There are two massive takeaways proposed. The first is to abolish all banked sick leave that our members have earned to date. The second is to introduce a Short-term Disability Plan with an unpaid seven-day waiting period. If approved, STD would kick in at 100% of pay: after four weeks, that would drop to 70%.
Federal public workers would get five days to be used beforehand in case of illness. That’s one good bout of flu. After that, unless you want to stop income for you and your family—you go into work sick.

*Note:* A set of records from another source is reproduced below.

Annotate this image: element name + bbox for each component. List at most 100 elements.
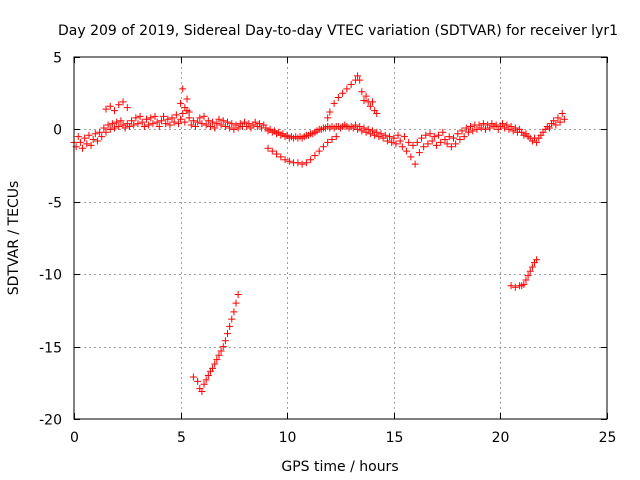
data-point (268, 147, 276, 155)
data-point (215, 115, 223, 123)
data-point (351, 121, 359, 129)
data-point (241, 118, 249, 126)
data-point (134, 120, 142, 128)
data-point (102, 105, 110, 113)
data-point (87, 141, 95, 149)
data-point (415, 149, 423, 157)
data-point (209, 118, 217, 126)
x-tick-label: 25 (599, 430, 617, 446)
data-point (403, 147, 411, 155)
data-point (179, 109, 187, 117)
data-point (558, 109, 566, 117)
data-point (83, 140, 91, 148)
data-point (209, 364, 217, 372)
data-point (358, 88, 366, 96)
data-point (106, 125, 114, 133)
data-point (121, 124, 129, 132)
data-point (445, 133, 453, 141)
data-point (524, 272, 532, 280)
data-point (151, 112, 159, 120)
data-point (447, 143, 455, 151)
data-point (187, 121, 195, 129)
data-point (202, 121, 210, 129)
data-point (430, 133, 438, 141)
data-point (437, 138, 445, 146)
y-axis-label: SDTVAR / TECUs (6, 181, 22, 296)
data-point (93, 137, 101, 145)
data-point (326, 108, 334, 116)
data-point (204, 117, 212, 125)
data-point (217, 121, 225, 129)
data-point (145, 121, 153, 129)
x-tick-label: 0 (70, 430, 79, 446)
y-tick-labels: 5 0 -5 -10 -15 -20 (39, 51, 62, 429)
data-point (98, 133, 106, 141)
data-point (264, 144, 272, 152)
data-point (230, 125, 238, 133)
data-point (111, 124, 119, 132)
data-point (435, 131, 443, 139)
x-axis-label: GPS time / hours (281, 459, 398, 475)
data-point (458, 127, 466, 135)
data-point (206, 123, 214, 131)
data-point (213, 356, 221, 364)
data-point (142, 115, 150, 123)
series-sdtvar-lower-dip (264, 133, 340, 168)
data-point (177, 99, 185, 107)
data-point (343, 85, 351, 93)
data-point (155, 123, 163, 131)
data-point (356, 123, 364, 131)
data-point (85, 131, 93, 139)
data-point (330, 99, 338, 107)
x-tick-label: 10 (279, 430, 297, 446)
data-point (368, 127, 376, 135)
data-point (332, 133, 340, 141)
data-point (356, 76, 364, 84)
data-point (79, 144, 87, 152)
data-point (164, 115, 172, 123)
data-point (454, 130, 462, 138)
data-point (424, 140, 432, 148)
data-point (413, 138, 421, 146)
data-point (545, 124, 553, 132)
data-point (181, 104, 189, 112)
data-point (219, 343, 227, 351)
chart-title: Day 209 of 2019, Sidereal Day-to-day VTE… (58, 23, 618, 39)
y-tick-label: 0 (53, 123, 62, 139)
data-point (324, 114, 332, 122)
data-point (147, 114, 155, 122)
data-point (230, 308, 238, 316)
data-point (328, 136, 336, 144)
data-point (115, 123, 123, 131)
data-point (245, 120, 253, 128)
data-point (281, 156, 289, 164)
data-point (192, 123, 200, 131)
data-points (70, 72, 568, 395)
data-point (456, 136, 464, 144)
data-point (452, 140, 460, 148)
data-point (157, 117, 165, 125)
data-point (411, 160, 419, 168)
data-point (204, 372, 212, 380)
data-point (160, 112, 168, 120)
data-point (215, 351, 223, 359)
data-point (420, 143, 428, 151)
data-point (115, 101, 123, 109)
data-point (89, 136, 97, 144)
data-point (221, 337, 229, 345)
data-point (76, 138, 84, 146)
data-point (298, 160, 306, 168)
data-point (520, 280, 528, 288)
plot-frame (73, 56, 608, 420)
data-point (108, 120, 116, 128)
y-tick-label: -15 (39, 341, 62, 357)
data-point (232, 299, 240, 307)
data-point (405, 138, 413, 146)
data-point (221, 123, 229, 131)
data-point (432, 141, 440, 149)
data-point (213, 120, 221, 128)
data-point (392, 140, 400, 148)
data-point (174, 120, 182, 128)
data-point (366, 102, 374, 110)
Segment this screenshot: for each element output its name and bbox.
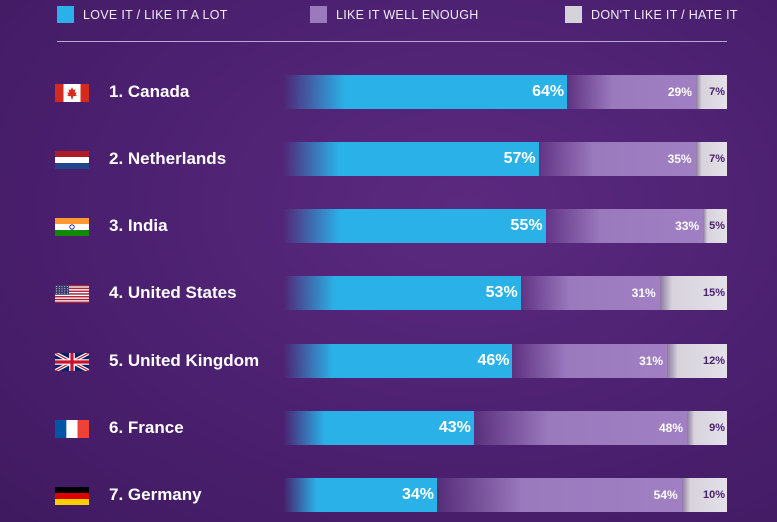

If you have a more serious condition, and have used up your five days, you would be forced to give up a week’s pay right at the start. If you were to have cancer or another long-term illness, you would have to live on 70% of your income after the first four weeks.
To say this is unacceptable is to understate the case. Bluntly stated, the government wants to punish our members for getting sick.
We already know that foolish and inflated claims from Treasury Board President Tony Clement that federal workers are abusing sick leave have no merit—that is, if you believe Statistics Canada and the Parliamentary Budget Officer. When apples are compared to apples, federal public workers take less than a day more sick leave per year than equivalent private-sector workers. The cost to the taxpayer, furthermore, is marginal, because in most cases sick workers are not replaced—colleagues pitch in, or the work is waiting for them when they get back.
Whatever its motives, the Harper government is not basing its approach to sick leave on facts or common sense. What it is proposing would be harmful, not only to members who become ill, but to their colleagues working alongside them. How any of this is supposed to increase productivity in the workplace is frankly beyond me.
At this point I want to re-state the obvious. We aren’t going to win this fight at the bargaining table using good reasoning and fact-filled arguments alone. That’s not how it works. We all need to give solid, visible support to our bargaining teams—leaders, activists, rank-and-file members on the ground. All of us need to be heard, whether at Local meetings, town-halls, public demonstrations or radio talk-shows.
Meanwhile, if TB wants to discuss ways to improve the public service, they should talk to us. We have many proposals on the table that address ensuring quality public services and a healthier workplace.
Start your engines, everyone. It’s time.